A tentação de afirmar que tudo mudou com o 25 de abril é muito forte no que toca à política externa. Da ditadura obsoleta, politicamente isolada, sustentáculo de uma presença colonial perdida historicamente no tempo, emergiu, de um dia para o outro, uma súbita esperança democrática e de libertação, feita de alegria florida nas ruas. Uma esperança em que, contudo, alguns no mundo não deixaram de vislumbrar certos riscos.
O facto de não ter surgido, na convulsão política pós-Revolução, uma séria proposta no sentido de Portugal abandonar a NATO revelou a consciência subliminar de que o país tinha condicionantes geopolíticas a que não podia escapar. A geografia prevaleceu, mas também mudou: umas vezes mudou ela própria e nós com ela, outras vezes fomos sujeitos involuntários dessa mudança.
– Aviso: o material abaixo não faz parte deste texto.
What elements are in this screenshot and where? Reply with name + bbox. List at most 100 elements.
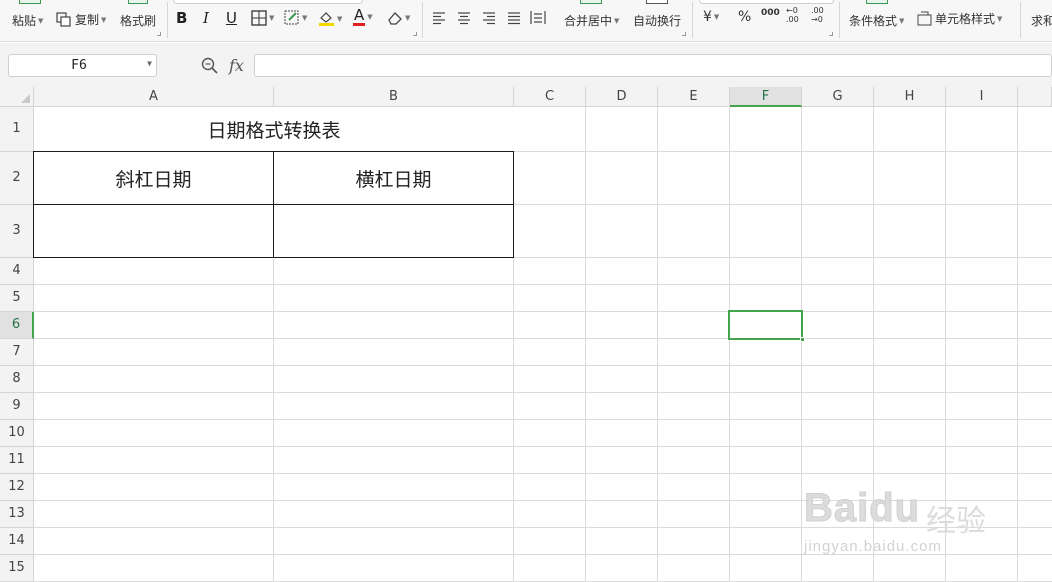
format-painter-button[interactable]: 格式刷 [120, 12, 156, 29]
copy-button[interactable]: 复制 ▼ [56, 11, 106, 28]
borders-button[interactable]: ▼ [251, 10, 274, 26]
active-cell-f6[interactable] [728, 310, 805, 342]
column-header-a[interactable]: A [34, 87, 274, 107]
italic-icon: I [203, 9, 209, 27]
sum-button[interactable]: 求和 [1031, 12, 1052, 29]
bold-button[interactable]: B [176, 9, 187, 27]
row-header-7[interactable]: 7 [0, 339, 34, 366]
conditional-format-button[interactable]: 条件格式 ▼ [849, 12, 904, 29]
zoom-formula-icon[interactable] [201, 57, 218, 74]
gridline [34, 446, 1052, 447]
align-right-button[interactable] [482, 11, 496, 25]
number-launcher-icon[interactable] [829, 32, 833, 36]
row-header-14[interactable]: 14 [0, 528, 34, 555]
row-header-10[interactable]: 10 [0, 420, 34, 447]
format-painter-icon [128, 0, 148, 4]
thousands-separator-button[interactable]: 000 [761, 8, 780, 18]
row-header-8[interactable]: 8 [0, 366, 34, 393]
align-right-icon [482, 11, 496, 25]
column-header-b[interactable]: B [274, 87, 514, 107]
decrease-decimal-button[interactable]: .00 →0 [811, 6, 824, 24]
column-header-h[interactable]: H [874, 87, 946, 107]
separator [839, 2, 840, 38]
separator [167, 2, 168, 38]
row-header-6[interactable]: 6 [0, 312, 34, 339]
italic-button[interactable]: I [203, 9, 209, 27]
cell-style-icon [917, 11, 932, 26]
cell-style-button[interactable]: 单元格样式 ▼ [917, 10, 1002, 27]
cell-style-label: 单元格样式 [935, 12, 996, 26]
column-header-d[interactable]: D [586, 87, 658, 107]
row-header-5[interactable]: 5 [0, 285, 34, 312]
align-left-button[interactable] [432, 11, 446, 25]
separator [422, 2, 423, 38]
fill-color-button[interactable]: ▼ [318, 10, 342, 27]
font-name-dropdown[interactable] [173, 0, 363, 4]
paste-icon [19, 0, 41, 4]
row-header-4[interactable]: 4 [0, 258, 34, 285]
cell-b2[interactable]: 横杠日期 [273, 151, 514, 205]
column-header-g[interactable]: G [802, 87, 874, 107]
font-launcher-icon[interactable] [413, 32, 417, 36]
percent-button[interactable]: % [738, 9, 751, 25]
currency-button[interactable]: ¥ ▼ [703, 9, 719, 25]
spreadsheet-grid: A B C D E F G H I 1 2 3 4 5 6 7 8 9 10 1… [0, 87, 1052, 582]
wrap-text-button[interactable]: 自动换行 [633, 12, 681, 29]
formula-input[interactable] [254, 54, 1052, 77]
increase-decimal-button[interactable]: ←0 .00 [786, 6, 799, 24]
formula-bar: F6 ▼ fx [0, 43, 1052, 87]
number-format-dropdown[interactable] [699, 0, 834, 4]
chevron-down-icon[interactable]: ▼ [147, 59, 152, 68]
decrease-decimal-icon: .00 →0 [811, 6, 824, 24]
name-box[interactable]: F6 ▼ [8, 54, 157, 77]
distributed-align-button[interactable] [530, 10, 546, 25]
gridline [34, 365, 1052, 366]
clear-format-button[interactable]: ▼ [387, 10, 410, 26]
percent-icon: % [738, 9, 752, 25]
paste-button[interactable]: 粘贴 ▼ [12, 12, 43, 29]
gridline [34, 284, 1052, 285]
separator [692, 2, 693, 38]
row-header-15[interactable]: 15 [0, 555, 34, 582]
column-header-f[interactable]: F [730, 87, 802, 107]
cell-a2[interactable]: 斜杠日期 [33, 151, 274, 205]
column-header-c[interactable]: C [514, 87, 586, 107]
merge-center-button[interactable]: 合并居中 ▼ [564, 12, 619, 29]
cell-b3[interactable] [273, 204, 514, 258]
row-header-13[interactable]: 13 [0, 501, 34, 528]
select-all-corner[interactable] [0, 87, 34, 107]
row-header-1[interactable]: 1 [0, 107, 34, 152]
gridline [34, 311, 1052, 312]
alignment-launcher-icon[interactable] [682, 32, 686, 36]
row-header-3[interactable]: 3 [0, 205, 34, 258]
column-header-i[interactable]: I [946, 87, 1018, 107]
font-color-button[interactable]: A ▼ [353, 8, 373, 26]
column-header-next[interactable] [1018, 87, 1052, 107]
eraser-icon [387, 10, 403, 26]
fill-handle[interactable] [800, 337, 805, 342]
align-center-button[interactable] [457, 11, 471, 25]
chevron-down-icon: ▼ [614, 16, 620, 25]
column-header-e[interactable]: E [658, 87, 730, 107]
merge-center-icon [580, 0, 602, 4]
watermark-url: jingyan.baidu.com [804, 538, 942, 555]
underline-button[interactable]: U [226, 9, 237, 27]
gridline [34, 392, 1052, 393]
watermark: Baidu 经验 jingyan.baidu.com [800, 470, 1040, 582]
font-color-icon: A [353, 6, 366, 26]
chevron-down-icon: ▼ [38, 16, 44, 25]
align-center-icon [457, 11, 471, 25]
clipboard-launcher-icon[interactable] [157, 32, 161, 36]
row-header-12[interactable]: 12 [0, 474, 34, 501]
row-header-11[interactable]: 11 [0, 447, 34, 474]
row-header-9[interactable]: 9 [0, 393, 34, 420]
row-header-2[interactable]: 2 [0, 152, 34, 205]
cell-a1-title[interactable]: 日期格式转换表 [34, 107, 514, 151]
cell-fill-style-button[interactable]: ▼ [284, 10, 307, 26]
cell-a3[interactable] [33, 204, 274, 258]
currency-icon: ¥ [703, 9, 712, 25]
wrap-text-icon [646, 0, 668, 4]
justify-button[interactable] [507, 11, 521, 25]
insert-function-icon[interactable]: fx [229, 56, 244, 75]
chevron-down-icon: ▼ [101, 15, 107, 24]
Mudou no plano físico, com o fim das fronteiras e com os acessos a tornarem-nos menos periféricos, num choque de modernidade que foi uma fantástica revolução silenciosa. Mudou fortemente no plano político, com a integração europeia a determinar um quadro de responsabilidades que nos veio a tornar parceiros de um projeto mais vasto, eticamente sustentado, com uma coerência que incorporámos na nossa própria matriz de afirmação. Mudou com a recuperação da plena normalidade com a nossa vizinhança imediata, com a descoberta de uma vocação mediterrânica que levou à fixação de um interessante laço com um mundo islâmico, que passou a ver em nós um interlocutor atento. E mudou também com muitos outros mundos, de que o fim da ditadura e do colonialismo nos aproximou.
Uma nova geografia "de afetos" conduziu ao gradual estabelecimento de um quadro institucional prioritário com Estados que falam a nossa língua e com os quais tentamos reconduzir-nos a uma cooperação equitativa, depois daquilo que foi uma longa e traumática relação colonial. E alterou também o nosso posicionamento no quadro multilateral, onde nos foram abertas oportunidades para o exercício de cargos e para a execução de acções internacionais relevantes, tal como "exportar segurança", com intervençoes de mérito em operações de paz, através das nossas Forças Armadas.
Numa dimensão mais humana, a partir do 25 de abril, foi possível estabelecer um modelo de enquadramento democrático da nossa diáspora, garantindo-lhe um papel na vida política interna e procurando torná-la um actor da nossa dimensão externa. E, mais tarde, convertemo-nos em receptores de imigrantes, sendo hoje reconhecido positivamente o modo como acolhemos as "muitas e desvairadas gentes" que nos enchem as ruas de diversidade.
Fomos pelo mundo, mas nunca saímos do Atlântico, porque ele é a constante que nos sobredetermina. Muito para além do ridículo seguidismo das Lages, em 2003, ele continua a ser um quadro estruturante para a preservação dos nossos interesses estratégicos. Sem abandonar o investimento no projeto europeu em que nos empenhámos, sem descurar a CPLP e várias outras dimensões, temos todo o interesse, enquanto país, em saber recolocar-nos no centro da nova relação transatlântica que se desenha. Isso será feito quando voltarmos a ter uma política externa, à altura das nossas múltiplas geografias depois do patético interlúdio de silêncio internacional que estamos a atravessar. Não tardará muito.